Horta, Greek Greens with Lemon and Garlic

Greeks traditionally forage for their greens and adapt this dish according to what’s in season. Here it’s not so easy to do that because we simply don’t have the same levels of abundance and variety. However, I have successfully made this dish using rainbow chard, foraged nettles, dandelion leaves and sorrel (in which case go easy on the lemon). Here’s a version you can make all year round using spinach.

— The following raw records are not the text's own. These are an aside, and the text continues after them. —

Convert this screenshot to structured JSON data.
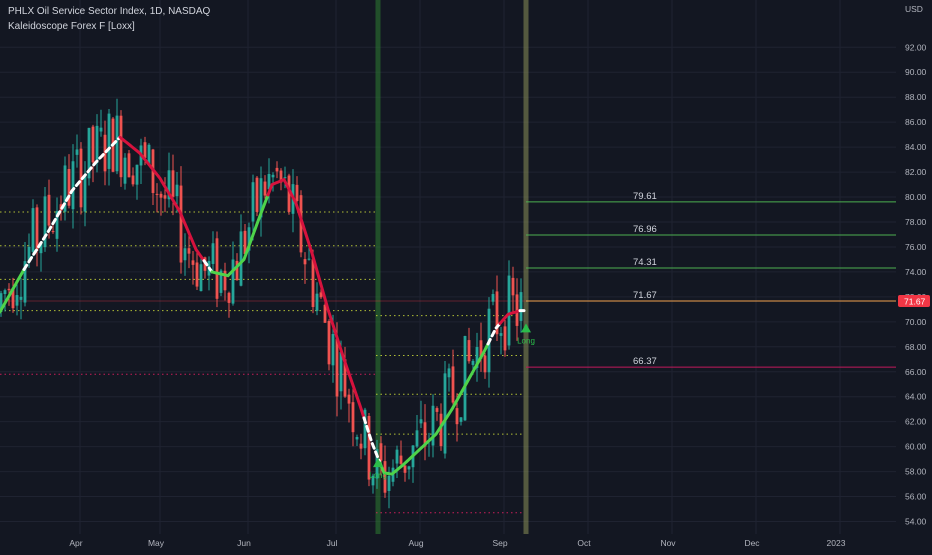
{
  "chart_data": {
    "type": "candlestick",
    "title": "PHLX Oil Service Sector Index, 1D, NASDAQ",
    "indicator": "Kaleidoscope Forex F [Loxx]",
    "currency": "USD",
    "ylim": [
      53,
      93
    ],
    "y_ticks": [
      54.0,
      56.0,
      58.0,
      60.0,
      62.0,
      64.0,
      66.0,
      68.0,
      70.0,
      72.0,
      74.0,
      76.0,
      78.0,
      80.0,
      82.0,
      84.0,
      86.0,
      88.0,
      90.0,
      92.0
    ],
    "x_ticks": [
      "Apr",
      "May",
      "Jun",
      "Jul",
      "Aug",
      "Sep",
      "Oct",
      "Nov",
      "Dec",
      "2023"
    ],
    "x_tick_index": [
      20,
      40,
      62,
      84,
      105,
      126,
      147,
      168,
      189,
      210
    ],
    "last_price": 71.67,
    "target_levels": [
      {
        "value": 79.61,
        "label": "79.61",
        "color": "#4caf50"
      },
      {
        "value": 76.96,
        "label": "76.96",
        "color": "#4caf50"
      },
      {
        "value": 74.31,
        "label": "74.31",
        "color": "#4caf50"
      },
      {
        "value": 71.67,
        "label": "71.67",
        "color": "#f0a14f"
      },
      {
        "value": 66.37,
        "label": "66.37",
        "color": "#c2185b"
      }
    ],
    "dotted_levels": [
      {
        "value": 78.8,
        "from": 0,
        "to": 94,
        "color": "#cddc39"
      },
      {
        "value": 76.1,
        "from": 0,
        "to": 94,
        "color": "#cddc39"
      },
      {
        "value": 73.4,
        "from": 0,
        "to": 94,
        "color": "#cddc39"
      },
      {
        "value": 70.9,
        "from": 0,
        "to": 94,
        "color": "#cddc39"
      },
      {
        "value": 65.8,
        "from": 0,
        "to": 94,
        "color": "#e91e63"
      },
      {
        "value": 70.5,
        "from": 94,
        "to": 131,
        "color": "#cddc39"
      },
      {
        "value": 67.3,
        "from": 94,
        "to": 131,
        "color": "#cddc39"
      },
      {
        "value": 64.2,
        "from": 94,
        "to": 131,
        "color": "#cddc39"
      },
      {
        "value": 61.0,
        "from": 94,
        "to": 131,
        "color": "#cddc39"
      },
      {
        "value": 54.7,
        "from": 94,
        "to": 131,
        "color": "#e91e63"
      }
    ],
    "vertical_markers": [
      {
        "index": 94.5,
        "color": "#2e7d32"
      },
      {
        "index": 131.5,
        "color": "#8a8f57"
      }
    ],
    "signals": [
      {
        "index": 94.5,
        "value": 58.6,
        "label": "Long"
      },
      {
        "index": 131.5,
        "value": 69.4,
        "label": "Long"
      }
    ],
    "moving_average": [
      {
        "index": 0,
        "value": 70.8
      },
      {
        "index": 6,
        "value": 74.2
      },
      {
        "index": 12,
        "value": 77.2
      },
      {
        "index": 18,
        "value": 80.5
      },
      {
        "index": 24,
        "value": 82.8
      },
      {
        "index": 30,
        "value": 84.8
      },
      {
        "index": 35,
        "value": 83.5
      },
      {
        "index": 40,
        "value": 81.5
      },
      {
        "index": 45,
        "value": 78.8
      },
      {
        "index": 49,
        "value": 75.8
      },
      {
        "index": 53,
        "value": 74.0
      },
      {
        "index": 57,
        "value": 73.7
      },
      {
        "index": 61,
        "value": 75.0
      },
      {
        "index": 65,
        "value": 78.5
      },
      {
        "index": 68,
        "value": 81.0
      },
      {
        "index": 71,
        "value": 81.4
      },
      {
        "index": 74,
        "value": 79.5
      },
      {
        "index": 78,
        "value": 75.5
      },
      {
        "index": 82,
        "value": 71.0
      },
      {
        "index": 86,
        "value": 67.0
      },
      {
        "index": 90,
        "value": 63.3
      },
      {
        "index": 93,
        "value": 60.3
      },
      {
        "index": 96,
        "value": 57.9
      },
      {
        "index": 98,
        "value": 57.8
      },
      {
        "index": 101,
        "value": 58.6
      },
      {
        "index": 105,
        "value": 59.8
      },
      {
        "index": 109,
        "value": 61.0
      },
      {
        "index": 113,
        "value": 63.0
      },
      {
        "index": 117,
        "value": 65.3
      },
      {
        "index": 121,
        "value": 67.6
      },
      {
        "index": 124,
        "value": 69.5
      },
      {
        "index": 127,
        "value": 70.6
      },
      {
        "index": 130,
        "value": 70.9
      }
    ],
    "ma_segments": [
      {
        "from": 0,
        "to": 6,
        "style": "up"
      },
      {
        "from": 6,
        "to": 30,
        "style": "flat"
      },
      {
        "from": 30,
        "to": 51,
        "style": "down"
      },
      {
        "from": 51,
        "to": 53,
        "style": "flat"
      },
      {
        "from": 53,
        "to": 67,
        "style": "up"
      },
      {
        "from": 67,
        "to": 91,
        "style": "down"
      },
      {
        "from": 91,
        "to": 95,
        "style": "flat"
      },
      {
        "from": 95,
        "to": 122,
        "style": "up"
      },
      {
        "from": 122,
        "to": 125,
        "style": "flat"
      },
      {
        "from": 125,
        "to": 130,
        "style": "down"
      },
      {
        "from": 130,
        "to": 131,
        "style": "flat"
      }
    ],
    "colors": {
      "background": "#131722",
      "grid": "#1f2331",
      "candle_up": "#26a69a",
      "candle_down": "#ef5350",
      "ma_up": "#4ed34a",
      "ma_down": "#d6123d",
      "ma_flat": "#ffffff",
      "signal": "#2bbd4a",
      "axis_text": "#b2b5be",
      "last_price_bg": "#f23645"
    }
  }
}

If you can, try to get hold of the longer more mature leaves as these will deliver more texture and a more robust flavour.

Serves 4


1 kg spinach, washed and patted dry
Raphael’s Cretan extra-virgin olive oil
6 large garlic cloves, finely chopped
Sea salt flakes and freshly ground mixed peppercorns
2 lemons, one zested and the other cut into wedges
Pul biber, to serve

How I make it

Place a large frying pan over a medium heat and add a generous glug of olive oil. Add the garlic and stir around for a minute or two until it starts turn lightly golden. 

Add the spinach and stir for a few minutes until it starts to wilt. Immediately turn out into a pretty bowl and season to your taste. 

To serve, sprinkle with pul biber and the lemon zest. Serve with the lemon wedges which should not be squeezed on until the very last minute.

For a more substantial dish, top with a block of feta and drizzle with olive oil. Here, I’ve served it with Greek manouri saganaki with thyme honey and nigella seeds.